Accueil Actu

En Afghanistan, le rugby veut sortir de la mêlée

Ils sont une trentaine d'adolescents enthousiastes à faire un "touch rugby" sur un terrain poussiéreux de Kaboul. Introduit à la faveur de la présence internationale, le rugby, inconnu il y a 10 ans à peine, séduit toujours plus une jeunesse afghane avide de nouveaux sports.

Certains des joueurs sont torse nu, d'autres portent des maillots de foot. Aucun n'est chaussé de crampons mais tous suent abondamment, sous une chaleur accablante. Le niveau de motivation générale est saisissant.

Tout comme le cricket, qui a connu un essor fulgurant, l'équipe nationale ayant participé en juin à la Coupe du monde en Angleterre, le rugby est une pratique récente en Afghanistan, pays qui comme tant d'autres vénère le ballon rond.

Lutfullah Kazemi, 16 ans, explique s'y être mis justement parce que c'est "un sport nouveau". "Dans le rugby, j'aime les plaquages et les passes", affirme ce lycéen, ancien passionné de football, qui rêve déjà de carrière internationale.

Mais, dans un pays en guerre depuis près de quarante années, musculation et sports de combat sont généralement rois. A l'instar du MMA, et surtout du taekwondo, qui a permis à l'Afghanistan de glaner ses premières médailles olympiques.

La pratique du rugby, initiée par des passionnés civils ou militaires, se structure lentement. Stephen Brooking, un Britannique qui conseille la Fédération afghane de rugby (ARF), en est convaincu: "les Afghans possèdent toutes les caractéristiques" pour y briller, notamment "la condition physique et la force".
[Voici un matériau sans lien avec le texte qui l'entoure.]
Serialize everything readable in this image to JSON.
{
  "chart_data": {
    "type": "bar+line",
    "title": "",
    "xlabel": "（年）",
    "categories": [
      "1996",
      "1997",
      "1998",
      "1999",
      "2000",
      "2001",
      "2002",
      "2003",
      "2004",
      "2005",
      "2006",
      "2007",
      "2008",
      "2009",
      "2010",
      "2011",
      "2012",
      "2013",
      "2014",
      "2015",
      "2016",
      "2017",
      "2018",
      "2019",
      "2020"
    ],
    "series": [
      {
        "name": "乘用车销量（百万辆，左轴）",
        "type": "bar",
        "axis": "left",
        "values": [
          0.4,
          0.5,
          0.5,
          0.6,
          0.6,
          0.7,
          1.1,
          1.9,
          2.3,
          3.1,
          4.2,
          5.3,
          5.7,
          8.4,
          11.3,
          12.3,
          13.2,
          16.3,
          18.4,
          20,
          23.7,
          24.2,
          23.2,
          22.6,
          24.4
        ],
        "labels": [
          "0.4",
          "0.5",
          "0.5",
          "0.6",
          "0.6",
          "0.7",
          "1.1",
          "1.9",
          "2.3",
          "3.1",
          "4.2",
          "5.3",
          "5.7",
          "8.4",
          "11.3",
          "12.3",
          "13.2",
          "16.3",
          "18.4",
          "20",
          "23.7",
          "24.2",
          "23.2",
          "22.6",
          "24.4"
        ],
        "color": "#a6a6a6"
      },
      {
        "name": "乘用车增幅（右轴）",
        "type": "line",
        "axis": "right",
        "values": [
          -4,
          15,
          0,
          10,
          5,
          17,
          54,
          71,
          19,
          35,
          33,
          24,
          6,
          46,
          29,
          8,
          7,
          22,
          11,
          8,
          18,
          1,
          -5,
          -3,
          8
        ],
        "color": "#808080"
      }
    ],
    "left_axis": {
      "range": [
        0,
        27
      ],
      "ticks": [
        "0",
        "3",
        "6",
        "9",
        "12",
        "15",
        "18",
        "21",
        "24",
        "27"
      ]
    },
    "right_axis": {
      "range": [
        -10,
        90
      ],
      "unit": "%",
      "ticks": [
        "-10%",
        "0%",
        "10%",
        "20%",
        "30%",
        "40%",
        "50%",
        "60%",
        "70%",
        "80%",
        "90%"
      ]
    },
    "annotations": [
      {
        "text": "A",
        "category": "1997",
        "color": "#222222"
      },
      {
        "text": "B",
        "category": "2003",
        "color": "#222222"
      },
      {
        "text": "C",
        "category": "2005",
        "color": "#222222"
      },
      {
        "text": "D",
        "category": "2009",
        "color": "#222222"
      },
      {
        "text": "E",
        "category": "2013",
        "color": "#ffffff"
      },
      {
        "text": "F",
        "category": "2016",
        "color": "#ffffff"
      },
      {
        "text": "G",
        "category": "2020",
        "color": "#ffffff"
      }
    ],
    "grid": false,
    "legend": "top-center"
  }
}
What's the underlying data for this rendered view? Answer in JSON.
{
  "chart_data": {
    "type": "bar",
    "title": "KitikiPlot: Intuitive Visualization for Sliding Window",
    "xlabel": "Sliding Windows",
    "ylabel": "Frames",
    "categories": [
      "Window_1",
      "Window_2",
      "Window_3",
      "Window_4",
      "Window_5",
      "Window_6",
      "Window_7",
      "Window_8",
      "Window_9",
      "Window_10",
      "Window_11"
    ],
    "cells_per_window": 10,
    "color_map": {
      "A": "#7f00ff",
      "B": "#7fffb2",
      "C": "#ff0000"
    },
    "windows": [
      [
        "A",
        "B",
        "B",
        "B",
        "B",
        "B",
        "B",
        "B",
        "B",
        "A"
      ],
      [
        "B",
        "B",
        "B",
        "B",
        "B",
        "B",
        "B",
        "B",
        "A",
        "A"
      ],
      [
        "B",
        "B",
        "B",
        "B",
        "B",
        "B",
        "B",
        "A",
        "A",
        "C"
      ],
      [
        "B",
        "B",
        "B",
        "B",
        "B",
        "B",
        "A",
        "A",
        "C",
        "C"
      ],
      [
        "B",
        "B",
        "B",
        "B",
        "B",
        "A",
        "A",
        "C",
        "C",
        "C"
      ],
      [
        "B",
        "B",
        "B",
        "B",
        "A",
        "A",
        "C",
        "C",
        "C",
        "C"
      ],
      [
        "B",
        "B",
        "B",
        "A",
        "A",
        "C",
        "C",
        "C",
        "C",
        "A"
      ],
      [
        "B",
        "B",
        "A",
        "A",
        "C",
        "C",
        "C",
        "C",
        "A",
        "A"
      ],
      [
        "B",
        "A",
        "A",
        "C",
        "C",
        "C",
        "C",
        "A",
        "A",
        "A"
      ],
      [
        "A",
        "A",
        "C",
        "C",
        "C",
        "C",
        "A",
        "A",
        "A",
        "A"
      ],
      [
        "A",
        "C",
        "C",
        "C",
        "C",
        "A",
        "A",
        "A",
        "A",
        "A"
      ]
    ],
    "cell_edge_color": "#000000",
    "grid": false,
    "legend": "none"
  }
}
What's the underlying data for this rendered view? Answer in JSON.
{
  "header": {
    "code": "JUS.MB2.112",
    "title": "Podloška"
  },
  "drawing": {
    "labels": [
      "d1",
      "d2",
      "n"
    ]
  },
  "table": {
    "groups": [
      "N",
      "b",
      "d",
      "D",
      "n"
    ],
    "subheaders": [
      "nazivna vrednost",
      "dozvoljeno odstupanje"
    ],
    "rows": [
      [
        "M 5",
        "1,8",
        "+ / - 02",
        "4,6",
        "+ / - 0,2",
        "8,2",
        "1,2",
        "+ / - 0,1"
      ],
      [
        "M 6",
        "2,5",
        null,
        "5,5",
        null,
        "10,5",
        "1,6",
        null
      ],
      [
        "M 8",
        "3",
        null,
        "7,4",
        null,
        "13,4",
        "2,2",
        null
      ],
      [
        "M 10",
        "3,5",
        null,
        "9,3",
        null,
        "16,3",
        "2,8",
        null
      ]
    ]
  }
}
"Pour l'instant, on se concentre sur le rugby à sept, afin de construire des compétences à un niveau plus facile à comprendre que le rugby à XV. Mais il y a des Afghans très costauds qui seront adaptés pour le XV", explique-t-il après l'entraînement de l'équipe de lycéens, au nord de Kaboul.

Les conditions d'entraînement sont encore très précaires. Un peu partout des plaques de gazon synthétique sont arrachées. A chaque accélération ou prise d'appuis, les chaussures des joueurs dérapent sur le sable.

Plaquer n'est pas envisageable et seul le "rugby toucher" est permis "sinon les garçons risquent de se blesser", regrette Abdul Habib, l'entraîneur de cette équipe nommée "Qahramanan" ("champions" en dari, la principale langue afghane).

Mais le sport se développe. Aujourd'hui, 18 équipes ont été formées dans les écoles et universités de la capitale afghane et six autres dans d'autres provinces du pays, affirme Aref Wardak, le porte-parole de l'ARF.

Trois championnats jeunes et séniors vont démarrer à l'automne et un équipe féminine a été mise sur pieds à Kaboul, avec l'espoir que d'autres suivent, poursuit-il.

- "Où est le but ?"-

L'Afghanistan n'est pas encore membre de l'instance du rugby international, World Rugby. Mais la fédération afghane a reçu le soutien de la confédération asiatique, qui l'aide à former arbitres et entraîneurs.

L'équipe nationale de rugby à 7 a aussi pu participer aux Jeux d'Asie l'été dernier. Elle a manqué de peu de se qualifier pour les quarts de finale avec une équipe dans laquelle avaient pris part des Afghans expatriés.

Mais, pour construire un avenir, la fédération se doit de miser sur sa jeunesse, en démarrant par les écoles.

"Il nous faut d'abord convaincre les professeurs de l'intérêt du rugby, des valeurs de ce sport de gentleman avec un profond respect des règles et de l'adversaire. Et que les enfants trouvent ça amusant", observe Aref Wardak.

Le porte-parole de la fédération se rappelle de ses premiers contacts avec des collégiens. "Ils demandaient +où est le but+", "pourquoi il faut faire des passes en arrière ?" et pensaient "qu'une mêlée était un début de bagarre", sourit Aref Wardak.

"Au début, c'était très difficile", reconnaît également Abdul Habib, quatre ans après avoir fait découvrir le ballon ovale aux "Qahramanan". "Il m'a fallu environ deux mois pour leur expliquer ce qu'était le rugby", se souvient-il.

"Ce qui manque le plus (pour développer le rugby) ce sont des terrains" qui constituent "un bien précieux à Kaboul", ville en fulgurante expansion démographique, souligne Stephen Brooking.

Une parcelle de 10.000 m2 sera bientôt allouée à la seule pratique du rugby, selon l'ARF. Restera ensuite à trouver des fonds pour construire les installations et une pelouse dignes de ce nom.